Chancellor Angela Merkel’s coalition plans face a make-or-break vote this weekend as the Social Democrats decide whether to help usher in her fourth term or walk away from government and risk pushing Europe’s biggest economy further into political uncertainty.
Germany’s oldest political party is split over its future direction, and those divisions will play out at a national convention on Sunday in Bonn, where delegates are set to vote on whether to move forward on another government with Merkel or go into opposition.
Investors are bracing for the outcome, with the euro forecast to drop if the SPD bows out. A “No” vote would rob Merkel of coalition options and force her to choose between a minority government or a repeat election.
Social Democratic Party head Martin Schulz, lawmakers and key labor chiefs lobbied the 600 delegates over the past week to back the leadership’s proposal to begin formal coalition talks, saying the party can achieve more if it stays in government. Kurt Beck, a former SPD chairman, said he expects the plan to pass with about 60 percent of the vote.

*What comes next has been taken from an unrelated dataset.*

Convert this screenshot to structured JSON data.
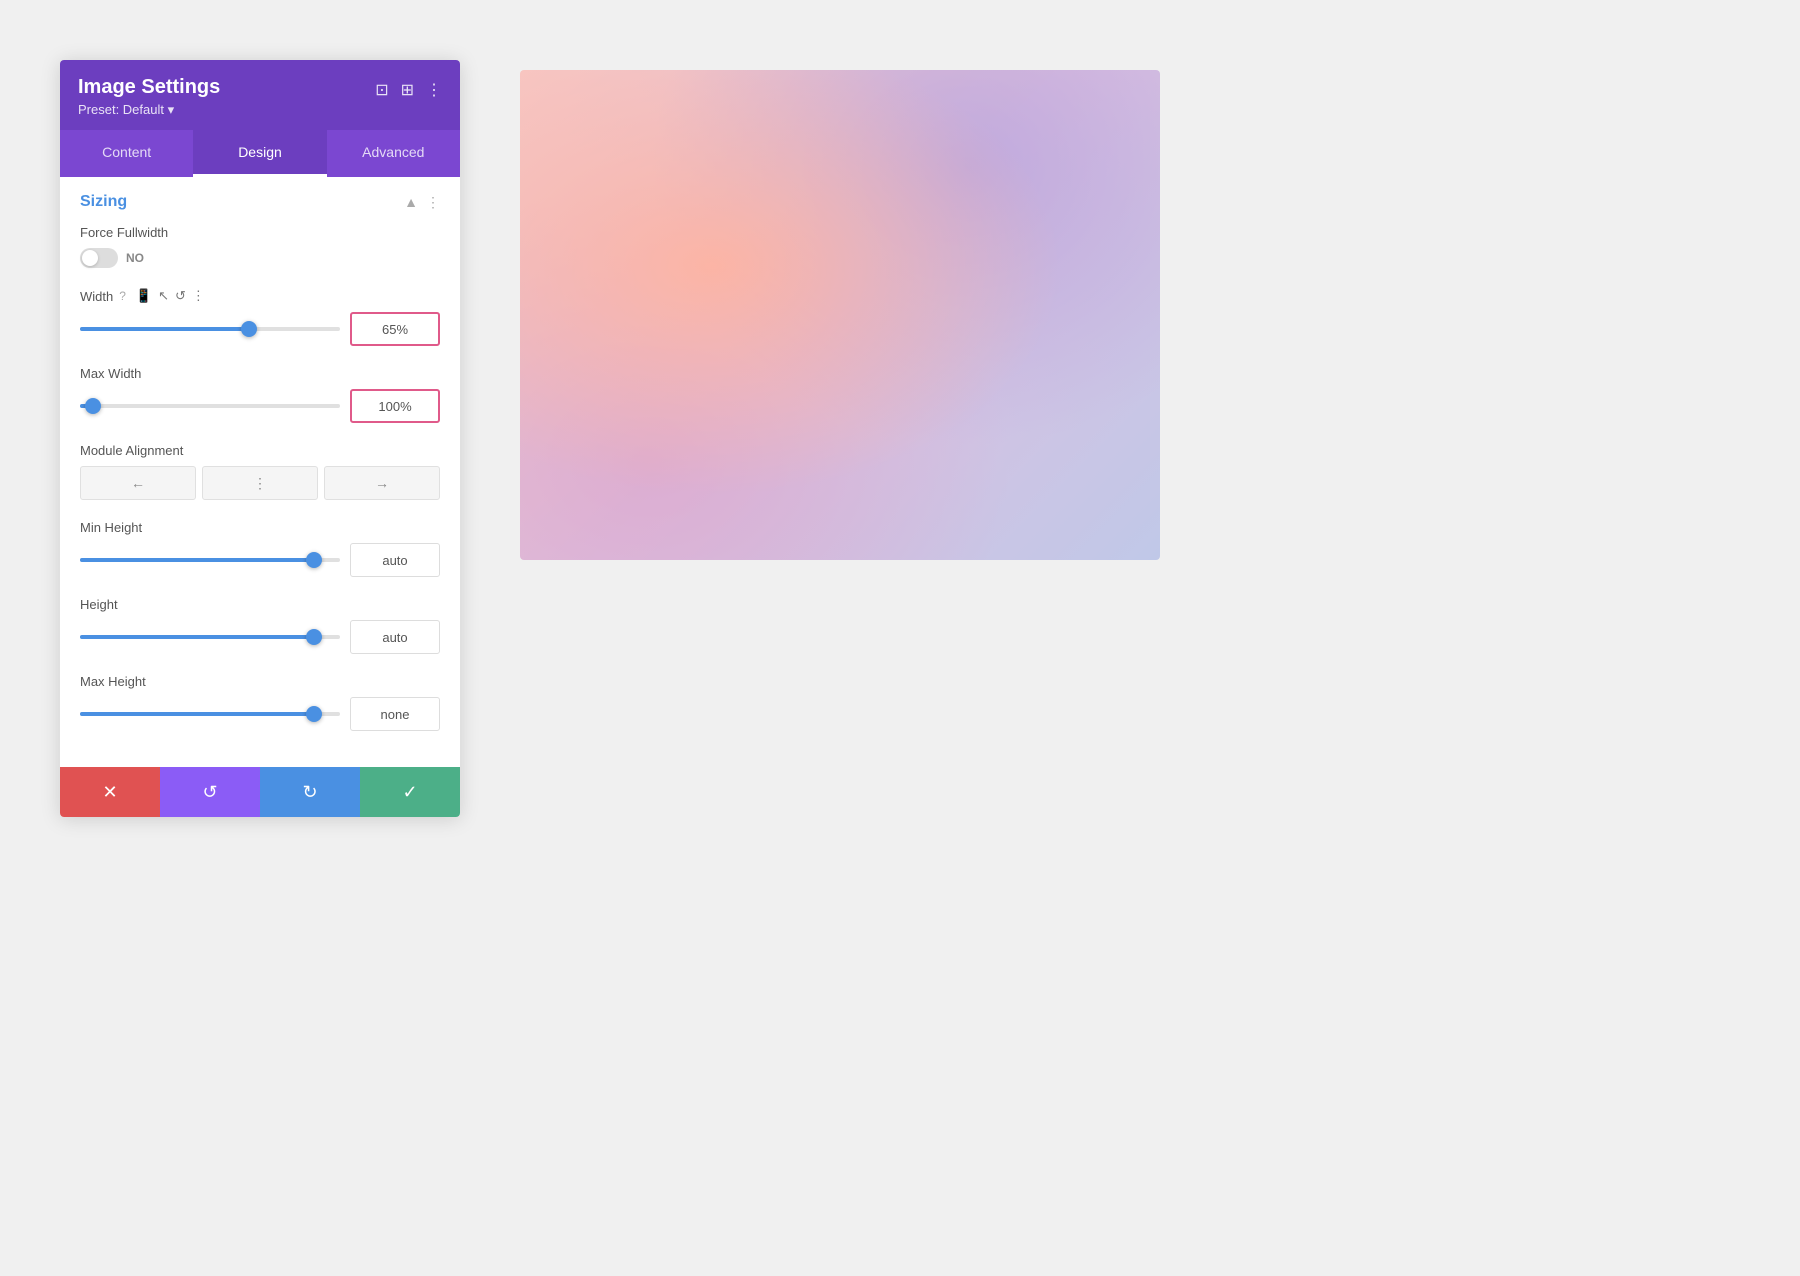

“The party is very divided, like many Social Democratic parties across Europe,” Guntram Wolff, director of the Brussels-based Bruegel research group, said in an interview, predicting a “very tight” vote. Berenberg economist Holger Schmieding said there’s a “better than even chance” of SPD backing.
Merkel and Macron
On the table is a 28-page policy outline agreed by the two sides in a marathon session on Jan. 12. SPD delegates must decide if it’s a sufficient basis on which to forge a common platform for government, even though many of them blame the party’s role as Merkel’s junior partner over the past four years for its electoral decline to a post-World War II low.
A vote in favor would signal that Germany’s political center is holding and point toward an exit from a deadlock that’s held up policy-making in Europe. Merkel is already returning to the world stage, visiting French President Emmanuel Macron on Friday and scheduling her first speech in three years to the World Economic Forum in Davos, Switzerland, for Wednesday.

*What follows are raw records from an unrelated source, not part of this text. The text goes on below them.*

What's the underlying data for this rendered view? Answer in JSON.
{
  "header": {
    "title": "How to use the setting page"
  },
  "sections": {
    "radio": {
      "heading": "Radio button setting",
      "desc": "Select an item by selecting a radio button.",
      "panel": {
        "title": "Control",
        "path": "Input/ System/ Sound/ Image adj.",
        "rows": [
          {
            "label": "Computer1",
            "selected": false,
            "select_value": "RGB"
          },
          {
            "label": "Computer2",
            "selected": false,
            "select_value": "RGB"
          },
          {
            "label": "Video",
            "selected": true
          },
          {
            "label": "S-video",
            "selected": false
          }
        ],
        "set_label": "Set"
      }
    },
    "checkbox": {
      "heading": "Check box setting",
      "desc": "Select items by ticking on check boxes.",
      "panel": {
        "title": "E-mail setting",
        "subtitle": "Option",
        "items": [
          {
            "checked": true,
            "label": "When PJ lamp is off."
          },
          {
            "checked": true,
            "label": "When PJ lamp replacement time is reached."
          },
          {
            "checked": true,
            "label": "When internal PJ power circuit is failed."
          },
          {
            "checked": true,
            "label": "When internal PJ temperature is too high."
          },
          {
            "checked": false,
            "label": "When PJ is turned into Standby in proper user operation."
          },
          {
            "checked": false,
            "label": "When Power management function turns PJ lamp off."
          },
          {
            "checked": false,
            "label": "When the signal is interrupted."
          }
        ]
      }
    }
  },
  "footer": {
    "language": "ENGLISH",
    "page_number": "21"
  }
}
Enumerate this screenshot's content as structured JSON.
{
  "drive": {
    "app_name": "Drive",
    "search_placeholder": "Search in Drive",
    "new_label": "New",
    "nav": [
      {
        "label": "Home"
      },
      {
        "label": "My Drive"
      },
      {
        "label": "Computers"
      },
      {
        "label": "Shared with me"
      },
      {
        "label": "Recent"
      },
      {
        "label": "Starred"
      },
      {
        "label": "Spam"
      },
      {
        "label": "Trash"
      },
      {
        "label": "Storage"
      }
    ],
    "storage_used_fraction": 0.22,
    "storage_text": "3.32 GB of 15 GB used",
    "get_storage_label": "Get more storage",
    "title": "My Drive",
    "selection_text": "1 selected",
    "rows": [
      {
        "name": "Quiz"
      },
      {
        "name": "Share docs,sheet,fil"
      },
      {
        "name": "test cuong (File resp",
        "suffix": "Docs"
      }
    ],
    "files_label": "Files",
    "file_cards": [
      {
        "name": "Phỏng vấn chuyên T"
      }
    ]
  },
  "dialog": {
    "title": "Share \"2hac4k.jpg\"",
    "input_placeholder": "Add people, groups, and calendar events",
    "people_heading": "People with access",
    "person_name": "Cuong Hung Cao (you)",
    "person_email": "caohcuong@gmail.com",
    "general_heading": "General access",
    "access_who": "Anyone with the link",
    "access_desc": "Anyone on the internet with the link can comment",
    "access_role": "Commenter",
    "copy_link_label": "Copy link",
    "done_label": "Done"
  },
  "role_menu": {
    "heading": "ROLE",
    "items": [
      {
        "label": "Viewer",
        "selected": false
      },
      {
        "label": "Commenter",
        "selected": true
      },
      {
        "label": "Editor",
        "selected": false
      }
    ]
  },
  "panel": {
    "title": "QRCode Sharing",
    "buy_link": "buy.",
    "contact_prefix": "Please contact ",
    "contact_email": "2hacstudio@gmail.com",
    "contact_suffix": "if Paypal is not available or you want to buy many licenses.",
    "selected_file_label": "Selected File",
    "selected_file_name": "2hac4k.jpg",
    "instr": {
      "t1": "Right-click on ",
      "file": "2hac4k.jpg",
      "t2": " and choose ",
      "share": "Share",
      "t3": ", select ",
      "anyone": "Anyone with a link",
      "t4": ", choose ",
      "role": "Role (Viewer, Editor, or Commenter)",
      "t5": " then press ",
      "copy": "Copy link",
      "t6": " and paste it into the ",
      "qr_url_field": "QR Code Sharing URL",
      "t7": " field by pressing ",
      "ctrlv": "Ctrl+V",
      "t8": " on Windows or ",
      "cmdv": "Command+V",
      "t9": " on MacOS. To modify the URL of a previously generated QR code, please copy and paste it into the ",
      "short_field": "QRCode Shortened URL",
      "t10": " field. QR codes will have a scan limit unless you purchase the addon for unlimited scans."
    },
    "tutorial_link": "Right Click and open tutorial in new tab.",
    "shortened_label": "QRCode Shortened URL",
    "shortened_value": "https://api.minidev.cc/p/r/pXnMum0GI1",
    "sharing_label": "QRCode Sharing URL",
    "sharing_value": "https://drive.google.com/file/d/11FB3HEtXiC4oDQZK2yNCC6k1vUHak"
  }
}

“Of course I’d like to see the SPD convention give the green light for entering into coalition negotiations,” Merkel said alongside Macron in Paris. “I see a broad common foundation in terms of engaging on Europe. To do that, a stable government is required.”
Merkel and the Social Democrats have governed together for eight of her 12 years in office, united by a pro-European stance that’s reflected in last week’s preliminary deal. Even if efforts to set up a formal coalition pact fail and lawmakers elect Merkel chancellor of a minority government, she could broadly count on SPD and Green party support for her European agenda.
‘Another Way’
Former Finance Minister Wolfgang Schaeuble, a Merkel party ally, said a “grand coalition” is the preferred option but not the only way, according to an interview with Die Welt newspaper. “If it doesn’t succeed, it’s not a catastrophe,” he was quoted saying. “Then there’s another way.”
It’s Merkel’s second attempt to form a government after her party won an inconclusive federal election in September. Even if the SPD vote goes her way, the party would still put any coalition pact to a ballot by its more than 400,000 members.
Merkel, 63, remains popular with the voting public, with 54 percent in favor of her serving another term, according to a Jan. 16-18 FG Wahlen poll published Friday. Yet surveys also suggest her struggle to build a government and the prospect of another grand coalition of the two biggest parties is diminishing her standing.
“The message of this government would not be one of a new beginning, but one of pragmatism and responsibility,” said Josef Janning, senior policy fellow at the European Council on Foreign Relations. “This grand coalition will symbolize the beginning of the end of one era, rather than the launch of a new one.”